Twenty seven people are now known to have died following a collapse at an unlicensed gold min in Haut-Uele Province of the Democratic Republic of Congo on Saturday 14 December 2019. The incident happened at about 5.30 pm local time at Ndiyo, roughly 40 km from the town of Watsa. The miners are understood to have tunnelled about 20 m underground at the site, and rescuers initially thought that the collapse was caused by this activity, but it is now thought to have been the result of a landslide covering the mine, which was itself triggered by days of heavy rain in the area. Landslides are a common problem after severe weather events, as excess pore water pressure can overcome cohesion in soil and sediments, allowing them to flow like liquids. Approximately 90% of all landslides are caused by heavy rainfall.
Landslip above a gold mine at Ndiyo in Haut-Uele Province, Democratic Republic of Congo. Post Online.
The incidents occurred after about a month of heavy rains, in one of the area's two annual rainy seasons. This two rainy seasons per year pattern is typical in equatorial countries, with rainy seasons around the equinoxes and dry seasons around the solstices. Upland areas of East Africa have always been prone to landslides, but the problem has become worse in recent years as a rising population has led to more agriculture on hill-slopes, in many areas replacing open woodland where tree roots served to stabilise slopes, and also to more people living in harms ways. This years rains have been exceptionally heavy, and fatalities due to similar events have also been reported in other parts of Kenya, Somalia, Ethiopian, South Sudan, Sudan, Tanzania, Uganda, the Republic of Congo, Burundi and the Central African Republic.

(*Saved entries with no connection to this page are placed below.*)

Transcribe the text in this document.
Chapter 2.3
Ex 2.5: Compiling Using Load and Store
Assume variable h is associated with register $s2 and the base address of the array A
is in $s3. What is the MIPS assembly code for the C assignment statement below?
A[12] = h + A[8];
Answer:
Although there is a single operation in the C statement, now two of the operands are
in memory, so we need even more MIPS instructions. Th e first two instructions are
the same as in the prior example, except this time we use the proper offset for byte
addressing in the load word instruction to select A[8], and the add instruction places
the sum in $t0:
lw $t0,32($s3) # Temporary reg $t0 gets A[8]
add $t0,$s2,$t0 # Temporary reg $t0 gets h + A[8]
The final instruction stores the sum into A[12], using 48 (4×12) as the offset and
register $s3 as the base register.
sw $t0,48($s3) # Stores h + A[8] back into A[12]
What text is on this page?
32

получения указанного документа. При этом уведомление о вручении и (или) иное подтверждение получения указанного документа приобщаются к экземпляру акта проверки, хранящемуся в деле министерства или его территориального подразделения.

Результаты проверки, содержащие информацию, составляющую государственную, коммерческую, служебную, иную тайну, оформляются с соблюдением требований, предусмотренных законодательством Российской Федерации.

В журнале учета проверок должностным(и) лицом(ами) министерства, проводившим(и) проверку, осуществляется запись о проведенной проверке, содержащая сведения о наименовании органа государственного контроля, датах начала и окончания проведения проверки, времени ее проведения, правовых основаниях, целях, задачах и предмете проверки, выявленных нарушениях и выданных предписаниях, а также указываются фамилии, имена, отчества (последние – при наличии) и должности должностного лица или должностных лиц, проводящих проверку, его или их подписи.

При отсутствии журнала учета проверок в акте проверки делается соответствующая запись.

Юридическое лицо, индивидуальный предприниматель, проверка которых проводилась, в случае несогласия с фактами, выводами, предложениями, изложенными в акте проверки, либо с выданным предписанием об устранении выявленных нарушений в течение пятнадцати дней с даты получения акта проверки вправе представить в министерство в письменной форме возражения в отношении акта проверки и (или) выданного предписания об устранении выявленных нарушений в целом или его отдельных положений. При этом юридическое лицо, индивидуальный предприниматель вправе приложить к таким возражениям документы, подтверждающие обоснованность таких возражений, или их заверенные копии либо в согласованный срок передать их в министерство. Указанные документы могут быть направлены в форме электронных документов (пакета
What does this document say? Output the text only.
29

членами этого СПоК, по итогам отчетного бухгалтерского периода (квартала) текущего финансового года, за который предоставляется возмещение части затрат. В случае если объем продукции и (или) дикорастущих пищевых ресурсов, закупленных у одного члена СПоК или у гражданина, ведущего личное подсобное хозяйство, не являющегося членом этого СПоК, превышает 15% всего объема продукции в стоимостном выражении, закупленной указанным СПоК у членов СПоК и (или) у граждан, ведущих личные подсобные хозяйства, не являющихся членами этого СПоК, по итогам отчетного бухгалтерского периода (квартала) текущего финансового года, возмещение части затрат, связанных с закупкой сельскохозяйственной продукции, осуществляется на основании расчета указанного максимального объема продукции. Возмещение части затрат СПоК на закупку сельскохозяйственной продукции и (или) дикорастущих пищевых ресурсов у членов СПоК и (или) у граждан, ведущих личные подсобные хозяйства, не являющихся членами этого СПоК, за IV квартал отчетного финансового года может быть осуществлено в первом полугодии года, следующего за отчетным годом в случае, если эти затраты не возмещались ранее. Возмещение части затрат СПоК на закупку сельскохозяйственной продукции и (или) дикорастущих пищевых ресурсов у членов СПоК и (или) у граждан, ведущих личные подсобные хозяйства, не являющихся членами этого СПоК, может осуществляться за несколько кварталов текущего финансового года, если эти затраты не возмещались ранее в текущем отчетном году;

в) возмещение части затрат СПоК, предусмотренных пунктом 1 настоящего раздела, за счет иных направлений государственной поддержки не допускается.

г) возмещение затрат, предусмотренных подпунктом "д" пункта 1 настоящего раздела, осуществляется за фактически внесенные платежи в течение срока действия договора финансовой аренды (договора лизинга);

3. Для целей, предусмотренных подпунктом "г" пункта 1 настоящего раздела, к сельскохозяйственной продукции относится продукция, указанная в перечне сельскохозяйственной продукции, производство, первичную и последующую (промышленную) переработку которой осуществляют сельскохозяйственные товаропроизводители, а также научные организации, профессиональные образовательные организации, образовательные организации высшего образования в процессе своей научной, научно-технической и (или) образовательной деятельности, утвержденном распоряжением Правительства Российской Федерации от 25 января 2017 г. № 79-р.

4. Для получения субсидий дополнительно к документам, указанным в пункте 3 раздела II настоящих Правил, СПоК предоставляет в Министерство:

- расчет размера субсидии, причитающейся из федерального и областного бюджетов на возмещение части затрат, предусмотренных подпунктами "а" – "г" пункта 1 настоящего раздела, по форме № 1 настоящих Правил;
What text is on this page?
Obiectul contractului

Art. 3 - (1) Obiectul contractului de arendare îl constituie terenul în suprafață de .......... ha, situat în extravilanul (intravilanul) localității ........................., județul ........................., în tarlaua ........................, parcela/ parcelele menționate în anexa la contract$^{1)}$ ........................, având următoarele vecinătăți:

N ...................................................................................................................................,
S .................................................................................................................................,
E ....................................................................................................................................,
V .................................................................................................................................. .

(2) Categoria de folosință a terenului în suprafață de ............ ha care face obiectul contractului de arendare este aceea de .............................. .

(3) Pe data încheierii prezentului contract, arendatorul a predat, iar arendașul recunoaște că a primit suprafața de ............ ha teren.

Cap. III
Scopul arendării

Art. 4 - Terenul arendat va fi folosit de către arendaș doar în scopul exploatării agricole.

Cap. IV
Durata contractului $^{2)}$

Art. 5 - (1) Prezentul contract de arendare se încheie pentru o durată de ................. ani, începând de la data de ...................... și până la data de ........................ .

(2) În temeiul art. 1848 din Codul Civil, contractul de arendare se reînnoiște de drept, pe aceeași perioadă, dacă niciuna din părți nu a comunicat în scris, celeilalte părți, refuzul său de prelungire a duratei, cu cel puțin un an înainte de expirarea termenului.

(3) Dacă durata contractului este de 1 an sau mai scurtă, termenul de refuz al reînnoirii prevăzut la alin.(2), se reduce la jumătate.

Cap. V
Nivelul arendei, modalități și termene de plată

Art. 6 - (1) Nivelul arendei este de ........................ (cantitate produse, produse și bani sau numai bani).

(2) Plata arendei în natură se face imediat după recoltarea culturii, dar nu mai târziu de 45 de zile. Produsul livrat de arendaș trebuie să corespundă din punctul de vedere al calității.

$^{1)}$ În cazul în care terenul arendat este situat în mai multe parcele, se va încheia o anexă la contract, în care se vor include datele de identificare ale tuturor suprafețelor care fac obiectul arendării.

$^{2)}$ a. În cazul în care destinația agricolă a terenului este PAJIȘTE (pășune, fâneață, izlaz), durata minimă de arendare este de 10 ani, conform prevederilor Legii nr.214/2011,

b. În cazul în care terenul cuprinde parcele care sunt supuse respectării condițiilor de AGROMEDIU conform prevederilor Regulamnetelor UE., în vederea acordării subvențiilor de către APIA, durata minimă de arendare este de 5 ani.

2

The rains this year are thought to have been made worse by the development of a meteorological phenomenon called a Negative Indian Ocean Dipole. Indian Ocean Dipole Phases are similar to the El Niño/La Niña climatic oscillation that affect the Pacific Ocean. Under normal circumstances equatorial waters off the east coast of Africa and west coast of Indonesia are roughly similar in temperature, however during a Negative Indian Ocean Dipole Phase the waters off the coast of Indonesia become significantly warmer. As the prevailing currents in the area flow west to east, this warm water is then pushed onto the shallower continental shelf of north Australia, where it warms the air over the sea more rapidly, leading to increased evaporation (which fuels rain) and a drop in air pressure over the east Indian Ocean and west Pacific. This in turn drives air currents over the Indian Ocean to flow more strongly west to east, leading to higher rates of cooling off the coast of Africa (where more water is drawn up from the cool sea depths) and more warming off the coast of Indonesia, fuelling a feedback cycle that tends to remain through the winter season in any year when it forms. This leads to a particularly wet winter across much of Australia, as well as a potentially damaging heatwave in the north, while much of East Africa is at risk of drought (during a Positive Indian Ocean Dipole Phase the reverse happens, with drought in Australia and flooding in East Africa).
Areas of warming and cooling and air flow during a Negative Indian Ocean Dipole Phase. Australian Bureau of Meteorology.